Yes, you can control whether the batches/planning lines are cleared automatically when it runs. It can either start from scratch each run or be cumulative, depending on your settings. The cumulative option can be useful if you’re monitoring purchases over time and want to focus on new recommendations as they come in.

Splitting freight costs across multiple shipments

That’s more of a Dynamic Ship question than an Ordership Express one. It is possible to split freight cost across multiple shipments via a setup setting. The recommendation is to email support so they can provide instructions or jump on a call to help configure it.

Using Barcode Generator for production

Yes. You can generate any barcode you like with any data and format. There are some standard reports included, and you can also create custom reports in Business Central as needed. Barcode Generator isn’t a report builder, but it makes it easy to embed barcodes in Word layouts or RDLC reports, including GS1-128, QR codes, Data Matrix, Code 39, Code 128, and more.

UCC 128 labels

There are several ways to do UCC 128 labels depending on whether you’re using Dynamic Ship, Ordership Express, Warehouse Insight, or other combinations.
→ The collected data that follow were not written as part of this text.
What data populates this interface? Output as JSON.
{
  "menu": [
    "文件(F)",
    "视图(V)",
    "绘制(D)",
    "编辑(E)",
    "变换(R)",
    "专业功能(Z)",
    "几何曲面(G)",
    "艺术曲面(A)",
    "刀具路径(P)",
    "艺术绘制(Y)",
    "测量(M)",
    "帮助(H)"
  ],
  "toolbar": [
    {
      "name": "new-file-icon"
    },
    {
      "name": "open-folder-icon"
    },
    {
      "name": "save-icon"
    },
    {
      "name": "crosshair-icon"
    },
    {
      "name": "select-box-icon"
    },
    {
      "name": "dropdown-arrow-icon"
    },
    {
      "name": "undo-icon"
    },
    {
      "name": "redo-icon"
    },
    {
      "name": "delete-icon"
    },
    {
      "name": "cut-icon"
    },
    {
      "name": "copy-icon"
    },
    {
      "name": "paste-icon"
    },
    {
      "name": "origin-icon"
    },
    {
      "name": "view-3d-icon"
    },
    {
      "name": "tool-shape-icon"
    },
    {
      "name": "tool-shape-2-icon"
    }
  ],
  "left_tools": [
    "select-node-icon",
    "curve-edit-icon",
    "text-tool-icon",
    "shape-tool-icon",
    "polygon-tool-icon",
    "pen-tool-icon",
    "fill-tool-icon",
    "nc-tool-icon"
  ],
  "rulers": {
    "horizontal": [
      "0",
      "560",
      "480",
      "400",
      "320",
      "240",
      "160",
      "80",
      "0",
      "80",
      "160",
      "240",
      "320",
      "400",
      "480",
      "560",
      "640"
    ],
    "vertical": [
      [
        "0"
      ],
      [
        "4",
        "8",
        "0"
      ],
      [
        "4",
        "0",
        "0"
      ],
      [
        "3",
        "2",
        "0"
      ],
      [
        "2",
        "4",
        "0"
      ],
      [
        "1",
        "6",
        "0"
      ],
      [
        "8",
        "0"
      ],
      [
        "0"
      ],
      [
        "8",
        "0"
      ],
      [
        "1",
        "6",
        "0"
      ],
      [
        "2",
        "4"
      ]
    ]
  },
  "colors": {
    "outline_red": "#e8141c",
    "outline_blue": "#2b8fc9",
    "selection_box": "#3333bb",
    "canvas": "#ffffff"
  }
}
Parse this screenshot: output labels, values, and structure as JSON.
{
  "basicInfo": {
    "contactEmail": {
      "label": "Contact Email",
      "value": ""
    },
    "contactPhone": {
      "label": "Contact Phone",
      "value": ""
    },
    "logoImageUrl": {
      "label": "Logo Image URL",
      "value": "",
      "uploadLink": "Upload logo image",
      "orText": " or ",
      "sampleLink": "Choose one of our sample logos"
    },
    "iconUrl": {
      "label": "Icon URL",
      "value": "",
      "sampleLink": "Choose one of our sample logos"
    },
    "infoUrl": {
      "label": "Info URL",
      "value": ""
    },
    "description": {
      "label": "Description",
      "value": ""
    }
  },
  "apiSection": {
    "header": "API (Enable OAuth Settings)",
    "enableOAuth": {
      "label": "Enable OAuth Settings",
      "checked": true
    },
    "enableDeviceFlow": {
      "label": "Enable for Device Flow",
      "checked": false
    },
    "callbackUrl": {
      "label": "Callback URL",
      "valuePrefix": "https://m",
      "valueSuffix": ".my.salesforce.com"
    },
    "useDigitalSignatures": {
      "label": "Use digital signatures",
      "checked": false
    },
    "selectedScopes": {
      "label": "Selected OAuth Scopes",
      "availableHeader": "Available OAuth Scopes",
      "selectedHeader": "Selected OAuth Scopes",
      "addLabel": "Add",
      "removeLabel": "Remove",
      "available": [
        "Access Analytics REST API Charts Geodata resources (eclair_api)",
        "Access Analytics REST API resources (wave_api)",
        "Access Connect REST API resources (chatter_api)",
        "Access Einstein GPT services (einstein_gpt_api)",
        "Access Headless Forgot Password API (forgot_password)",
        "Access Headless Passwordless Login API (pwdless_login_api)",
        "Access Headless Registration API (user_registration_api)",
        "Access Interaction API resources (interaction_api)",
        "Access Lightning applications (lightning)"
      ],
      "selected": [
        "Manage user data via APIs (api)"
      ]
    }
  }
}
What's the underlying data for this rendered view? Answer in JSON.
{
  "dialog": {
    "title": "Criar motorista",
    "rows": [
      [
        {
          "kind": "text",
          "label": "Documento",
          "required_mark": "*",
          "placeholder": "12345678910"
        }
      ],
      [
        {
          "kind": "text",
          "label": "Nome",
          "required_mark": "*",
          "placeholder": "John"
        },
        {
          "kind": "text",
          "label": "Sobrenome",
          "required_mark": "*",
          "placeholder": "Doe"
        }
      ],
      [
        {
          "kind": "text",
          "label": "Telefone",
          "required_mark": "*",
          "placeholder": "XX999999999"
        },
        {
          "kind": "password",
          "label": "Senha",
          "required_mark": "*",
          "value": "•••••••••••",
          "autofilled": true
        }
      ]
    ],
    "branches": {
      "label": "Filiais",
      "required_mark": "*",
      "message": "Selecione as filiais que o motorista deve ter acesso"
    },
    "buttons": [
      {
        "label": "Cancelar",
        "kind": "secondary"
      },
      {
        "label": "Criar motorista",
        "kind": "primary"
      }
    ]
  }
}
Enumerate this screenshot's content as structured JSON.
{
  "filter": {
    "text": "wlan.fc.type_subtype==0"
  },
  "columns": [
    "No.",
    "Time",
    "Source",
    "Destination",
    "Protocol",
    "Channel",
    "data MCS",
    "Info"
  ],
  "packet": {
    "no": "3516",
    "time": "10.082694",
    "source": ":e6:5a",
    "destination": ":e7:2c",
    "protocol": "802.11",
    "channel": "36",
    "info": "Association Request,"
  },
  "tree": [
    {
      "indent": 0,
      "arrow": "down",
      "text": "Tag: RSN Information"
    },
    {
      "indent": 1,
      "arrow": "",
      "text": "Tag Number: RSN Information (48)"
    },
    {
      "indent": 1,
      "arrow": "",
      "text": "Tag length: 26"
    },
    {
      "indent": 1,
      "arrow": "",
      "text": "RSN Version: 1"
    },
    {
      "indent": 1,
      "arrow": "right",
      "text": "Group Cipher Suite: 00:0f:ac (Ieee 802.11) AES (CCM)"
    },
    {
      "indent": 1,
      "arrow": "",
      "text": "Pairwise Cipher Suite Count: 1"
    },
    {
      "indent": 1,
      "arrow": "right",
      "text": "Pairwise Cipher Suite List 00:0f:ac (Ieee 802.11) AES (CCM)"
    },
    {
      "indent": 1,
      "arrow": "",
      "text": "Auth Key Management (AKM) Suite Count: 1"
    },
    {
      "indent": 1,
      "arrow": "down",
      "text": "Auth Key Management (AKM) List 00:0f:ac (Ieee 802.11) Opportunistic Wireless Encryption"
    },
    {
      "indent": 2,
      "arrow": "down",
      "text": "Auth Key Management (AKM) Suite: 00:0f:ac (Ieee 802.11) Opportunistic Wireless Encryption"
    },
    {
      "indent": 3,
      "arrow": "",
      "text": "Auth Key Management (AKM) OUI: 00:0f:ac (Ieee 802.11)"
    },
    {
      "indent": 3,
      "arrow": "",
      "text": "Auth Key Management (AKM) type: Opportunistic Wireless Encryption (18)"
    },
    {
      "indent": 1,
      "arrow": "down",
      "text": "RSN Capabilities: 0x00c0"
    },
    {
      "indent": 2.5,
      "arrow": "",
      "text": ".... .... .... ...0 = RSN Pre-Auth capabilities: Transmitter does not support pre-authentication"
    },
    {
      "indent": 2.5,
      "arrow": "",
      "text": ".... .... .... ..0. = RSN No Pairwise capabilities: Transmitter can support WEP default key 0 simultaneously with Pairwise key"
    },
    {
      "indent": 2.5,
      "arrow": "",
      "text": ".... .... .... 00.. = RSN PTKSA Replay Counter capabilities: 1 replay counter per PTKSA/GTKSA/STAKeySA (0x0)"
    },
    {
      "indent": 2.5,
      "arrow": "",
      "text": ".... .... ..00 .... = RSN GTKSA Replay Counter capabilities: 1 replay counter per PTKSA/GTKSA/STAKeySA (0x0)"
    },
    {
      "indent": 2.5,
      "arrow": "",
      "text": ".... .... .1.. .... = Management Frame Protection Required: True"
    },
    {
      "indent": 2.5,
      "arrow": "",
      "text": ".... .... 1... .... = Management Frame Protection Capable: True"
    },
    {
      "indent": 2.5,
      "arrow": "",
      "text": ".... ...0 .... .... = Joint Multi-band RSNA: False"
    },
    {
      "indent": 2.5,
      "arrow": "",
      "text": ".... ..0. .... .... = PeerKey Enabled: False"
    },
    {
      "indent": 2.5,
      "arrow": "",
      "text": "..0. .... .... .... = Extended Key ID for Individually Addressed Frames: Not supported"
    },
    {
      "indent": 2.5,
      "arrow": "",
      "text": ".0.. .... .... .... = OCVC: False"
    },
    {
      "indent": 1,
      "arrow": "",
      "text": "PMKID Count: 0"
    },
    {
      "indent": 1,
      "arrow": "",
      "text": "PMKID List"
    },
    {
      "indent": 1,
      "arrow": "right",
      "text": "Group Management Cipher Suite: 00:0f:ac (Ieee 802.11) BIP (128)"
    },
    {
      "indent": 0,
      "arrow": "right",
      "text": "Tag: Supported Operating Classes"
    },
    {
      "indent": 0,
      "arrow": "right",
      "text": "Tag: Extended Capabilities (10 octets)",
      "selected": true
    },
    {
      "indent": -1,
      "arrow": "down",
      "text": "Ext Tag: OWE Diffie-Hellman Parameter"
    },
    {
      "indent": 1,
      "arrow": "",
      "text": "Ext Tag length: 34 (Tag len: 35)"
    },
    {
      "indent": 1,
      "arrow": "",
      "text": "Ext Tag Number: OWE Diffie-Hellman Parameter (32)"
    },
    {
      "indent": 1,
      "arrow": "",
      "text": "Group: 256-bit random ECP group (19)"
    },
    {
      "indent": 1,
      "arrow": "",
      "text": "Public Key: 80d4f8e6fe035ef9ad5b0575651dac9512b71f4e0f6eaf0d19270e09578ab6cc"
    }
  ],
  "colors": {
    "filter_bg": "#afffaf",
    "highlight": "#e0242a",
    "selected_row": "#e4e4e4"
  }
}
We provide sample UCC 128 labels with code and layouts in an external repository and you can find them via the knowledge base. The best approach depends on your trading partners and when you want to print labels (with ASN, before ASN, during packaging, etc.).


Final Thanks

All right, looks like that’s all the questions. Thanks, everybody. I hope that was useful, and I hope you have a great rest of the week. We’ll talk to you again. Bye-bye.